Firstly, I would keep records of the employee’s lateness frequency as evidence. Such a strategy would be implemented within the organizational policy with the objective representation of the observable behavior of an employee. Secondly, I would initiate a personal meeting with the said employee to present evidence of his or her lateness and refer to organizational policy. The rules of the department and the professional duties would be explained and discussed so that the individual comprehends the responsibility for the actions within the organization.
Finally, I would use emotional intelligence to maintain a calm and reasonable conversation, in the course of which I would discuss the issue with the employee to retrieve the hidden agenda behind his or her tardiness. Indeed, according to Liebler and McConnell, the reasons behind organizational conflicts should be the target of an argument resolution.

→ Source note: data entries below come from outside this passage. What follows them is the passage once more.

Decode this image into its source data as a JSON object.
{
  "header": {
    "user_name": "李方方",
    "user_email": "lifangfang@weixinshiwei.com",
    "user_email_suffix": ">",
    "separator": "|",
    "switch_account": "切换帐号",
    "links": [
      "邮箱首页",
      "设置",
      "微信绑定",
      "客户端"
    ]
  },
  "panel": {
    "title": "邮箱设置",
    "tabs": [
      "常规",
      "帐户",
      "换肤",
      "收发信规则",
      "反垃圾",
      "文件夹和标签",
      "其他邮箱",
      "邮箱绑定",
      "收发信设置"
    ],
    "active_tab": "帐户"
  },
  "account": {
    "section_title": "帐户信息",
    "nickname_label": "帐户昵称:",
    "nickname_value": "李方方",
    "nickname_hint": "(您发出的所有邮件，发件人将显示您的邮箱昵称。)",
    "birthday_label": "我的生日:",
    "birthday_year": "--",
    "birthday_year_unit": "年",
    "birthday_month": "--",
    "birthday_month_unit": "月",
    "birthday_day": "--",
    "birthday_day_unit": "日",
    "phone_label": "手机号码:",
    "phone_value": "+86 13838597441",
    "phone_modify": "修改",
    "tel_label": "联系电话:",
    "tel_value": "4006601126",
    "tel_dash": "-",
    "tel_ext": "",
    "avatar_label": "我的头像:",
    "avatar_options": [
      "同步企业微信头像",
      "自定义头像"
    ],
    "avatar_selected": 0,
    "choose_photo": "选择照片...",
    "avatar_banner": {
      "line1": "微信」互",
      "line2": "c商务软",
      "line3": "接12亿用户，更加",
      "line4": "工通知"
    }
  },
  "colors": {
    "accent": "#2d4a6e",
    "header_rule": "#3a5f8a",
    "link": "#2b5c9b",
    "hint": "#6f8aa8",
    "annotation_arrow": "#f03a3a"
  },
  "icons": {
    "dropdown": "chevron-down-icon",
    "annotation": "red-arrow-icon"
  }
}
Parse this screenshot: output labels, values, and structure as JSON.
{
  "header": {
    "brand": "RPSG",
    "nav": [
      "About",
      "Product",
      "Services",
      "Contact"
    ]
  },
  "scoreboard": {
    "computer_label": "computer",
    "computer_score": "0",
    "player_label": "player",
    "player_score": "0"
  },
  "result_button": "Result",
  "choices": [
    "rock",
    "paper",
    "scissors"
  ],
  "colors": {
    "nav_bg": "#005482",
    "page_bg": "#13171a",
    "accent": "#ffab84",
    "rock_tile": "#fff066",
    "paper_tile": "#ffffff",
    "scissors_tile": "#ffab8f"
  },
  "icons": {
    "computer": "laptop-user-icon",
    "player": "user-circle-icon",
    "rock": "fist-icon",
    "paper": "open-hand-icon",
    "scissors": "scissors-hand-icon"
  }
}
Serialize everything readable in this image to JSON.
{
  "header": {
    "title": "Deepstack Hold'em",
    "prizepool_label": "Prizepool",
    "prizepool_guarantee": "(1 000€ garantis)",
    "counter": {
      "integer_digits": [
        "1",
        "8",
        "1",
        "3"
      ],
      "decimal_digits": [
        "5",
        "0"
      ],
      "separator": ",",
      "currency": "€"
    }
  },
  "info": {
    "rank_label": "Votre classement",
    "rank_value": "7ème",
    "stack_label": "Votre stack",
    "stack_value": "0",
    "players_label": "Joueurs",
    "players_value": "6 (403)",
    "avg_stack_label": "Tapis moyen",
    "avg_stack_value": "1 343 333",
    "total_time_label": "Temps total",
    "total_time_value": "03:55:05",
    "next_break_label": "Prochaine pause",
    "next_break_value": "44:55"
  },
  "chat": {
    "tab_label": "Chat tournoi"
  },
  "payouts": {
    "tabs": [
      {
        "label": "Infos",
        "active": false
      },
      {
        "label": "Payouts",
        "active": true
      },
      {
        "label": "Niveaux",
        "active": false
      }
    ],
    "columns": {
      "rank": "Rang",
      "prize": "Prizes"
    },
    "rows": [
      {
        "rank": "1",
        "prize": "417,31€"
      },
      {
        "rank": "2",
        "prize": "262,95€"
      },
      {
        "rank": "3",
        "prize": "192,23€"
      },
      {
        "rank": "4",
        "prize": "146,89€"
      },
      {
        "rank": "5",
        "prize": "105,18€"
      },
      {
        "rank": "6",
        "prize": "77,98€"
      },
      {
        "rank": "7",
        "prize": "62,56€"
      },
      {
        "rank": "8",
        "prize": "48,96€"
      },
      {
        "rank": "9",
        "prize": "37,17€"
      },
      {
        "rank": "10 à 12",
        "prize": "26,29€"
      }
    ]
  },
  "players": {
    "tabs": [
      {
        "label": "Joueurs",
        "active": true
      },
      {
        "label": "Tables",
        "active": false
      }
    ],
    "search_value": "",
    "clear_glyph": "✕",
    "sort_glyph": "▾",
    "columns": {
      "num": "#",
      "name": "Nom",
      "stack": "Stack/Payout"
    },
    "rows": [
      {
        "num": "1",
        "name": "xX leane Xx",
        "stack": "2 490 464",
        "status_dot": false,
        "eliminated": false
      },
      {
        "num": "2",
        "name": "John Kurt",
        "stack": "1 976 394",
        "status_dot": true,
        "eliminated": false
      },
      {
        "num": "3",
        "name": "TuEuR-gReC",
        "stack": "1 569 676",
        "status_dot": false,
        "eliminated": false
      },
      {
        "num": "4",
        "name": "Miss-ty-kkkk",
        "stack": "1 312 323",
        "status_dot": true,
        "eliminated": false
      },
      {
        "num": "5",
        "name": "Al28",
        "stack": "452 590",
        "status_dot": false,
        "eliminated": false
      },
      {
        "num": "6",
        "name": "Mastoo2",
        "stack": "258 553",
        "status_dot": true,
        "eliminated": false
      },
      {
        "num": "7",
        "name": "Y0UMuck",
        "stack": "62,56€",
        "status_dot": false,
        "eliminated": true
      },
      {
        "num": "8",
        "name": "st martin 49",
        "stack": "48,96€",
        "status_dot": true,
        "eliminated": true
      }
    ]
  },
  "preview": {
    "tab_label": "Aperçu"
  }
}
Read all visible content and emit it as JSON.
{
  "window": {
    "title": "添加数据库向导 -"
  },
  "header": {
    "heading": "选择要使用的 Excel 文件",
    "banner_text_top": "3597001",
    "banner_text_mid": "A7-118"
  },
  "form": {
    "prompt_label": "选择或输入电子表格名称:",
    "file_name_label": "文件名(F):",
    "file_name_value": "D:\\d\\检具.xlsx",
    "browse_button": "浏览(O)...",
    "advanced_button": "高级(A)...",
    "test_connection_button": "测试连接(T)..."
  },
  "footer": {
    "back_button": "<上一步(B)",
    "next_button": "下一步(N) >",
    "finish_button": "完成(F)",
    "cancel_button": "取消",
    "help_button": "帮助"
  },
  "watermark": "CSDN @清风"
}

Therefore, it is anticipated that upon my application of all the above-mentioned steps, the chronically late employee will present his or her perspective on the problem with an explanation of the hidden agenda. Once the underlying issue is clarified, it is possible to emphasize the professional duties and obligations as a priority, but also address the reason for the lateness. In such a manner, respectful and trustworthy professional relations will be maintained, and the discipline will be improved.
Liebler, J. G., & McConnell, C. R. (2016). Management principles for health professionals (7th ed.). Burlington, MA: Jones & Bartlett Learning.